Verification of data-insensitive circuits: An in-order-retirement case study

T. Arons and A. Pnueli

There is a large class of circuits (including pipeline and out-of-order execution components) which can be formally verified while completely ignoring the precise characteristics (e.g. word-size) of the data manipulated by the circuits. In the literature, this is often described as the use of uninterpreted functions, implying that the concrete operations applied to the data are abstracted into unknown and featureless functions. In this paper, we briefly introduce an abstract unifying model for such data-insensitive circuits, and claim that the development of such models, perhaps even a theory of circuit schemas, can significantly contribute to the development of efficient and comprehensive verification algorithms combining deductive as well as enumerative methods.

As a case study, we present in this paper an algorithm for out-of-order execution with in-order retirement and show it to be a refinement of the sequential instruction execution algorithm. Refinement is established by deductively proving (using PVS) that the register files of the out-of-order algorithm and the sequential algorithm agree at all times if the two systems are synchronized at instruction retirement time.

FMCAD'98 Formal Methods in Computer-Aided Design


Gzipped PostScript

PVS dump file

We provide the PVS dump files used in the verification of a model with out-of-order execution with in-order-retirement.
We used PVS Version 2.1 (patch level 2.414)

The top level file allFiles is a dummy file used to get a dump of the next two files, Refine and SplitEqual.

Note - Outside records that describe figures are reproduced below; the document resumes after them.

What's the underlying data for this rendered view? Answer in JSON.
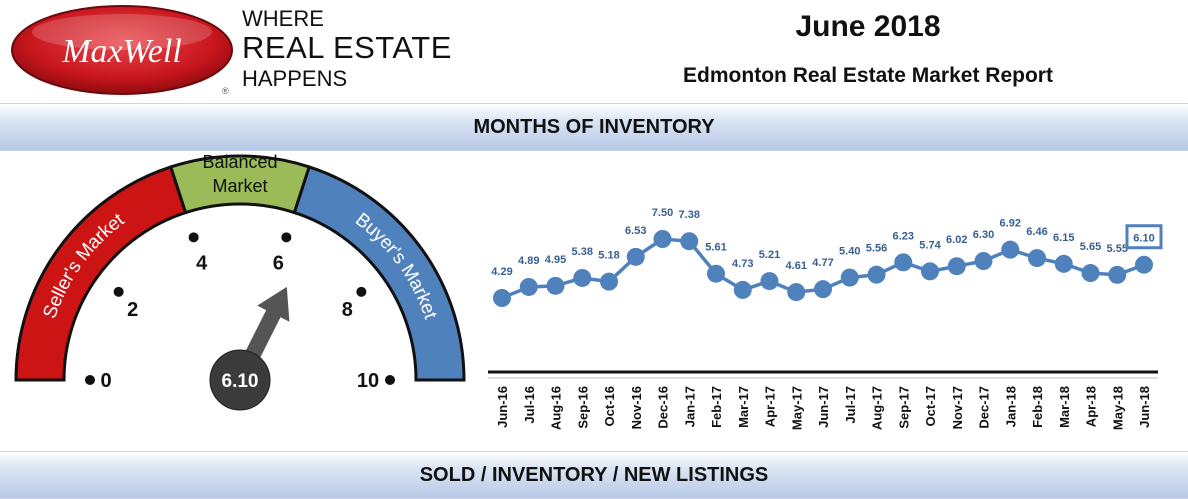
{
  "header": {
    "logo_text": "MaxWell",
    "tagline": [
      "WHERE",
      "REAL ESTATE",
      "HAPPENS"
    ],
    "registered_mark": "®",
    "date": "June 2018",
    "title": "Edmonton Real Estate Market Report"
  },
  "sections": {
    "inventory_heading": "MONTHS OF INVENTORY",
    "bottom_heading": "SOLD / INVENTORY / NEW LISTINGS"
  },
  "gauge": {
    "value": 6.1,
    "value_label": "6.10",
    "scale_min": 0,
    "scale_max": 10,
    "ticks": [
      "0",
      "2",
      "4",
      "6",
      "8",
      "10"
    ],
    "zones": [
      {
        "label": "Seller's Market",
        "from": 0,
        "to": 4,
        "color": "#cc1414"
      },
      {
        "label": "Balanced Market",
        "from": 4,
        "to": 6,
        "color": "#9bbb59"
      },
      {
        "label": "Buyer's Market",
        "from": 6,
        "to": 10,
        "color": "#4f81bd"
      }
    ],
    "balanced_lines": [
      "Balanced",
      "Market"
    ]
  },
  "chart_data": {
    "type": "line",
    "categories": [
      "Jun-16",
      "Jul-16",
      "Aug-16",
      "Sep-16",
      "Oct-16",
      "Nov-16",
      "Dec-16",
      "Jan-17",
      "Feb-17",
      "Mar-17",
      "Apr-17",
      "May-17",
      "Jun-17",
      "Jul-17",
      "Aug-17",
      "Sep-17",
      "Oct-17",
      "Nov-17",
      "Dec-17",
      "Jan-18",
      "Feb-18",
      "Mar-18",
      "Apr-18",
      "May-18",
      "Jun-18"
    ],
    "values": [
      4.29,
      4.89,
      4.95,
      5.38,
      5.18,
      6.53,
      7.5,
      7.38,
      5.61,
      4.73,
      5.21,
      4.61,
      4.77,
      5.4,
      5.56,
      6.23,
      5.74,
      6.02,
      6.3,
      6.92,
      6.46,
      6.15,
      5.65,
      5.55,
      6.1
    ],
    "labels": [
      "4.29",
      "4.89",
      "4.95",
      "5.38",
      "5.18",
      "6.53",
      "7.50",
      "7.38",
      "5.61",
      "4.73",
      "5.21",
      "4.61",
      "4.77",
      "5.40",
      "5.56",
      "6.23",
      "5.74",
      "6.02",
      "6.30",
      "6.92",
      "6.46",
      "6.15",
      "5.65",
      "5.55",
      "6.10"
    ],
    "highlighted_index": 24,
    "line_color": "#4f81bd",
    "grid": false
  },
  "colors": {
    "logo_red": "#c8161d",
    "band_blue": "#b7c9e6",
    "line_blue": "#4f81bd"
  }
}
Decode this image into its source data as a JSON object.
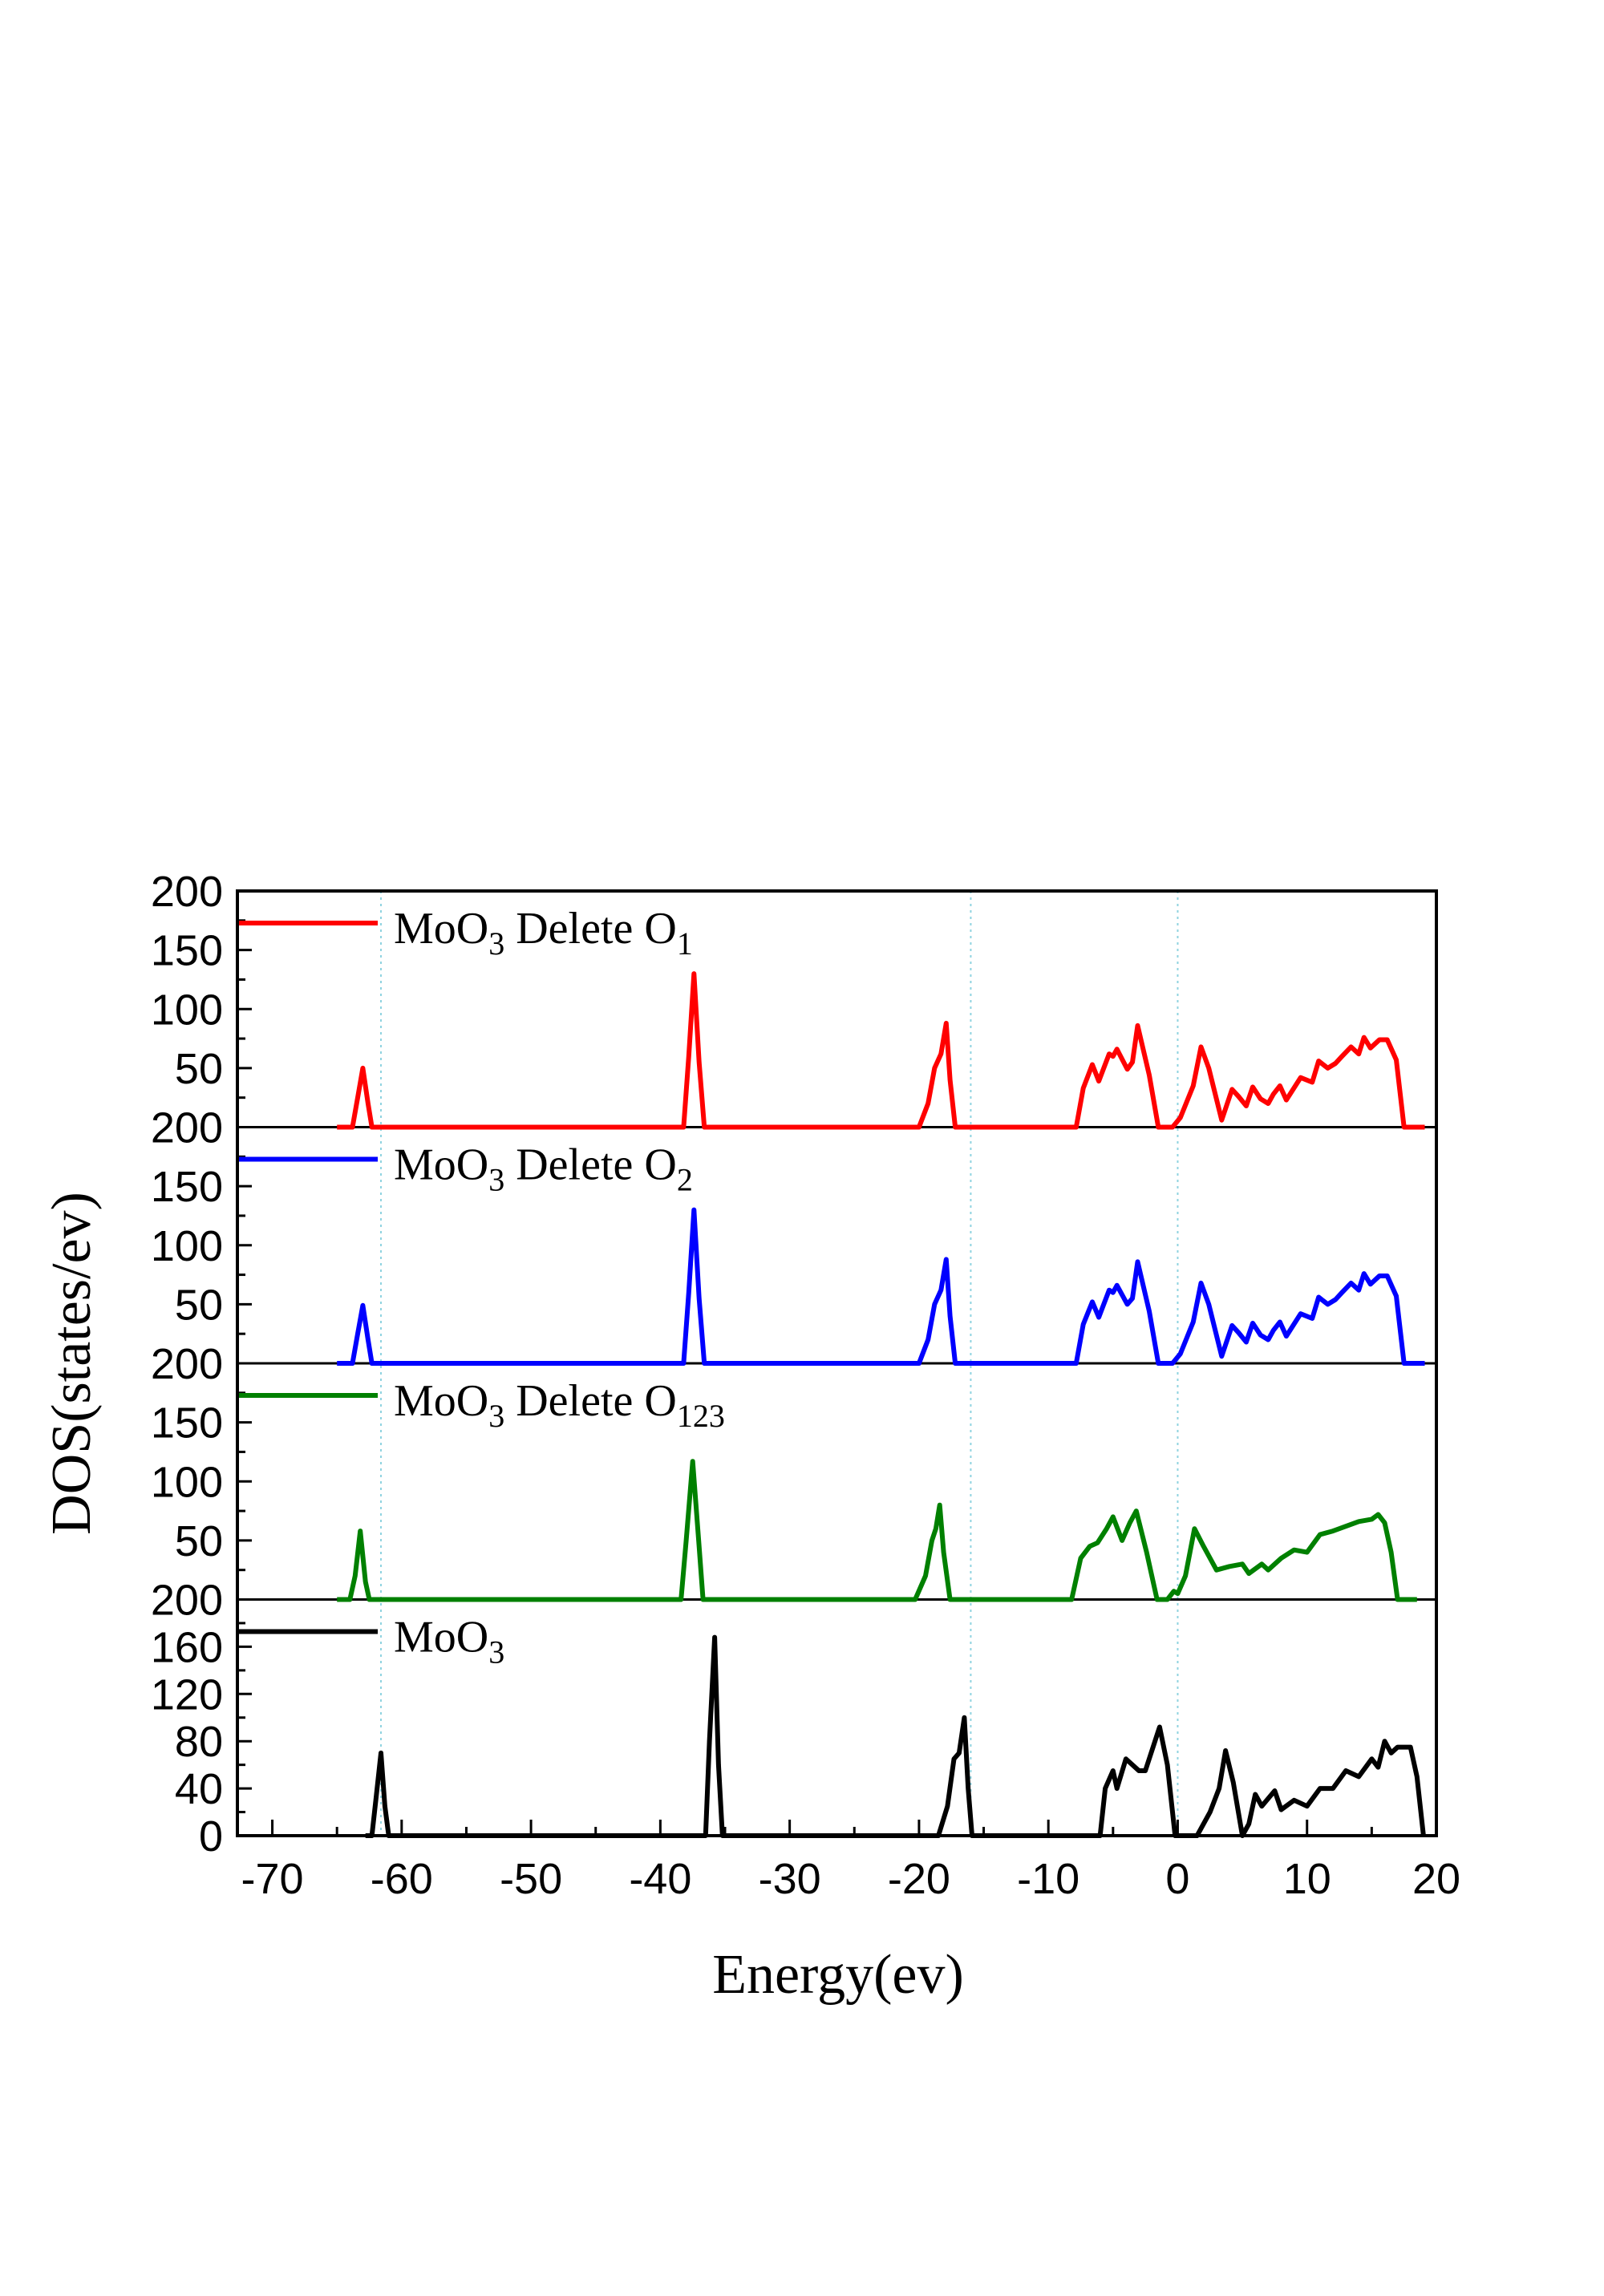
{
  "chart_data": {
    "type": "line",
    "layout": "stacked panels sharing x axis",
    "xlabel": "Energy(ev)",
    "ylabel": "DOS(states/ev)",
    "xlim": [
      -72.7,
      20
    ],
    "xticks": [
      -70,
      -60,
      -50,
      -40,
      -30,
      -20,
      -10,
      0,
      10,
      20
    ],
    "xtick_labels": [
      "-70",
      "-60",
      "-50",
      "-40",
      "-30",
      "-20",
      "-10",
      "0",
      "10",
      "20"
    ],
    "reference_lines_x": [
      -61.6,
      -16,
      0
    ],
    "grid": false,
    "legend_placement": "top-left of each panel",
    "panels": [
      {
        "ylim": [
          0,
          200
        ],
        "yticks": [
          50,
          100,
          150,
          200
        ],
        "ytick_labels": [
          "50",
          "100",
          "150",
          "200"
        ],
        "series": {
          "legend_main": "MoO",
          "legend_sub1": "3",
          "legend_mid": " Delete O",
          "legend_sub2": "1",
          "color": "#ff0000",
          "x": [
            -65,
            -63.8,
            -63.4,
            -63,
            -62.6,
            -62.3,
            -38.2,
            -37.8,
            -37.4,
            -37,
            -36.6,
            -20,
            -19.3,
            -18.8,
            -18.3,
            -17.9,
            -17.6,
            -17.2,
            -7.85,
            -7.3,
            -6.6,
            -6.1,
            -5.3,
            -5.0,
            -4.7,
            -3.9,
            -3.5,
            -3.1,
            -2.2,
            -1.5,
            -0.4,
            0.2,
            1.2,
            1.8,
            2.4,
            3.4,
            4.2,
            4.7,
            5.3,
            5.8,
            6.4,
            7.0,
            7.4,
            7.9,
            8.4,
            9.5,
            10.4,
            10.9,
            11.6,
            12.2,
            12.7,
            13.4,
            14.0,
            14.4,
            14.9,
            15.6,
            16.2,
            16.9,
            17.5,
            19.1
          ],
          "y": [
            0,
            0,
            25,
            50,
            20,
            0,
            0,
            60,
            130,
            55,
            0,
            0,
            20,
            50,
            62,
            88,
            40,
            0,
            0,
            33,
            53,
            39,
            62,
            60,
            66,
            49,
            55,
            86,
            44,
            0,
            0,
            8,
            35,
            68,
            50,
            6,
            32,
            26,
            18,
            34,
            24,
            20,
            28,
            35,
            23,
            42,
            38,
            56,
            50,
            54,
            60,
            68,
            62,
            76,
            67,
            74,
            74,
            57,
            0,
            0
          ]
        }
      },
      {
        "ylim": [
          0,
          200
        ],
        "yticks": [
          50,
          100,
          150,
          200
        ],
        "ytick_labels": [
          "50",
          "100",
          "150",
          "200"
        ],
        "series": {
          "legend_main": "MoO",
          "legend_sub1": "3",
          "legend_mid": " Delete O",
          "legend_sub2": "2",
          "color": "#0000ff",
          "x": [
            -65,
            -63.8,
            -63.4,
            -63,
            -62.6,
            -62.3,
            -38.2,
            -37.8,
            -37.4,
            -37,
            -36.6,
            -20,
            -19.3,
            -18.8,
            -18.3,
            -17.9,
            -17.6,
            -17.2,
            -7.85,
            -7.3,
            -6.6,
            -6.1,
            -5.3,
            -5.0,
            -4.7,
            -3.9,
            -3.5,
            -3.1,
            -2.2,
            -1.5,
            -0.4,
            0.2,
            1.2,
            1.8,
            2.4,
            3.4,
            4.2,
            4.7,
            5.3,
            5.8,
            6.4,
            7.0,
            7.4,
            7.9,
            8.4,
            9.5,
            10.4,
            10.9,
            11.6,
            12.2,
            12.7,
            13.4,
            14.0,
            14.4,
            14.9,
            15.6,
            16.2,
            16.9,
            17.5,
            19.1
          ],
          "y": [
            0,
            0,
            25,
            49,
            20,
            0,
            0,
            60,
            130,
            55,
            0,
            0,
            20,
            50,
            62,
            88,
            40,
            0,
            0,
            33,
            52,
            39,
            62,
            60,
            66,
            50,
            55,
            86,
            44,
            0,
            0,
            8,
            35,
            68,
            50,
            6,
            32,
            26,
            18,
            34,
            24,
            20,
            28,
            35,
            23,
            42,
            38,
            56,
            50,
            54,
            60,
            68,
            62,
            76,
            67,
            74,
            74,
            57,
            0,
            0
          ]
        }
      },
      {
        "ylim": [
          0,
          200
        ],
        "yticks": [
          50,
          100,
          150,
          200
        ],
        "ytick_labels": [
          "50",
          "100",
          "150",
          "200"
        ],
        "series": {
          "legend_main": "MoO",
          "legend_sub1": "3",
          "legend_mid": " Delete O",
          "legend_sub2": "123",
          "color": "#008000",
          "x": [
            -65,
            -64,
            -63.6,
            -63.2,
            -62.8,
            -62.5,
            -38.4,
            -38,
            -37.5,
            -37,
            -36.7,
            -20.3,
            -19.5,
            -19,
            -18.7,
            -18.4,
            -18.1,
            -17.6,
            -8.2,
            -7.5,
            -6.8,
            -6.2,
            -5.5,
            -5,
            -4.3,
            -3.7,
            -3.2,
            -2.4,
            -1.6,
            -0.8,
            -0.3,
            0,
            0.6,
            1.3,
            2,
            3,
            4,
            5,
            5.5,
            6.5,
            7,
            8,
            9,
            10,
            11,
            12,
            13,
            14,
            15,
            15.5,
            16,
            16.5,
            17,
            18.5
          ],
          "y": [
            0,
            0,
            20,
            58,
            15,
            0,
            0,
            50,
            117,
            45,
            0,
            0,
            20,
            50,
            60,
            80,
            40,
            0,
            0,
            35,
            45,
            48,
            60,
            70,
            50,
            65,
            75,
            40,
            0,
            0,
            7,
            5,
            20,
            60,
            45,
            25,
            28,
            30,
            22,
            30,
            25,
            35,
            42,
            40,
            55,
            58,
            62,
            66,
            68,
            72,
            65,
            40,
            0,
            0
          ]
        }
      },
      {
        "ylim": [
          0,
          200
        ],
        "yticks": [
          0,
          40,
          80,
          120,
          160,
          200
        ],
        "ytick_labels": [
          "0",
          "40",
          "80",
          "120",
          "160",
          "200"
        ],
        "series": {
          "legend_main": "MoO",
          "legend_sub1": "3",
          "legend_mid": "",
          "legend_sub2": "",
          "color": "#000000",
          "x": [
            -62.8,
            -62.3,
            -62,
            -61.6,
            -61.3,
            -61,
            -36.5,
            -36.2,
            -35.8,
            -35.5,
            -35.2,
            -18.5,
            -17.8,
            -17.3,
            -16.9,
            -16.5,
            -16.2,
            -15.9,
            -6,
            -5.6,
            -5,
            -4.7,
            -4,
            -3,
            -2.5,
            -1.4,
            -0.8,
            -0.2,
            1.5,
            2.5,
            3.2,
            3.7,
            4.3,
            5,
            5.5,
            6,
            6.5,
            7.5,
            8,
            9,
            10,
            11,
            12,
            13,
            14,
            15,
            15.5,
            16,
            16.5,
            17,
            18,
            18.5,
            19
          ],
          "y": [
            0,
            0,
            30,
            70,
            25,
            0,
            0,
            80,
            168,
            60,
            0,
            0,
            25,
            65,
            70,
            100,
            40,
            0,
            0,
            40,
            55,
            40,
            65,
            55,
            55,
            92,
            60,
            0,
            0,
            20,
            40,
            72,
            45,
            0,
            10,
            35,
            25,
            38,
            22,
            30,
            25,
            40,
            40,
            55,
            50,
            65,
            58,
            80,
            70,
            75,
            75,
            50,
            0
          ]
        }
      }
    ]
  }
}
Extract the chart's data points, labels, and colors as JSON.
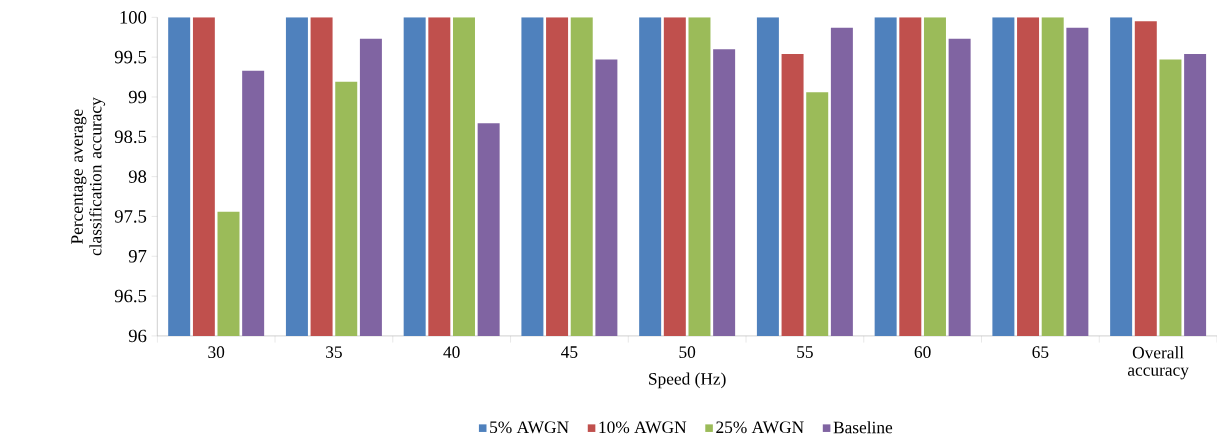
{
  "chart_data": {
    "type": "bar",
    "xlabel": "Speed (Hz)",
    "ylabel": "Percentage average classification accuracy",
    "categories": [
      "30",
      "35",
      "40",
      "45",
      "50",
      "55",
      "60",
      "65",
      "Overall accuracy"
    ],
    "series": [
      {
        "name": "5% AWGN",
        "color": "#4f81bd",
        "values": [
          100,
          100,
          100,
          100,
          100,
          100,
          100,
          100,
          100
        ]
      },
      {
        "name": "10% AWGN",
        "color": "#c0504d",
        "values": [
          100,
          100,
          100,
          100,
          100,
          99.54,
          100,
          100,
          99.95
        ]
      },
      {
        "name": "25% AWGN",
        "color": "#9bbb59",
        "values": [
          97.56,
          99.19,
          100,
          100,
          100,
          99.06,
          100,
          100,
          99.47
        ]
      },
      {
        "name": "Baseline",
        "color": "#8064a2",
        "values": [
          99.33,
          99.73,
          98.67,
          99.47,
          99.6,
          99.87,
          99.73,
          99.87,
          99.54
        ]
      }
    ],
    "ylim": [
      96,
      100
    ],
    "yticks": [
      96,
      96.5,
      97,
      97.5,
      98,
      98.5,
      99,
      99.5,
      100
    ],
    "grid": false,
    "legend": "bottom"
  }
}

Refine contains the refinement relation between the sequential system (seq.pvs) and the out-of-order execution in-order-retirement (InOrder.pvs).
A number of invariants of the OOO model (found in InOrder.pvs) are defined in files InvDefs and InvDefs2 and proved in InOrderProp and InOrderP2, respectively.
File IOdef gives definitions of data structures in the OOO model, while the file def gives definitions common to both seq and the OOO model.

File SplitEqual proves that our split transition relation is equal to the unified one, both of which are found in InOrder.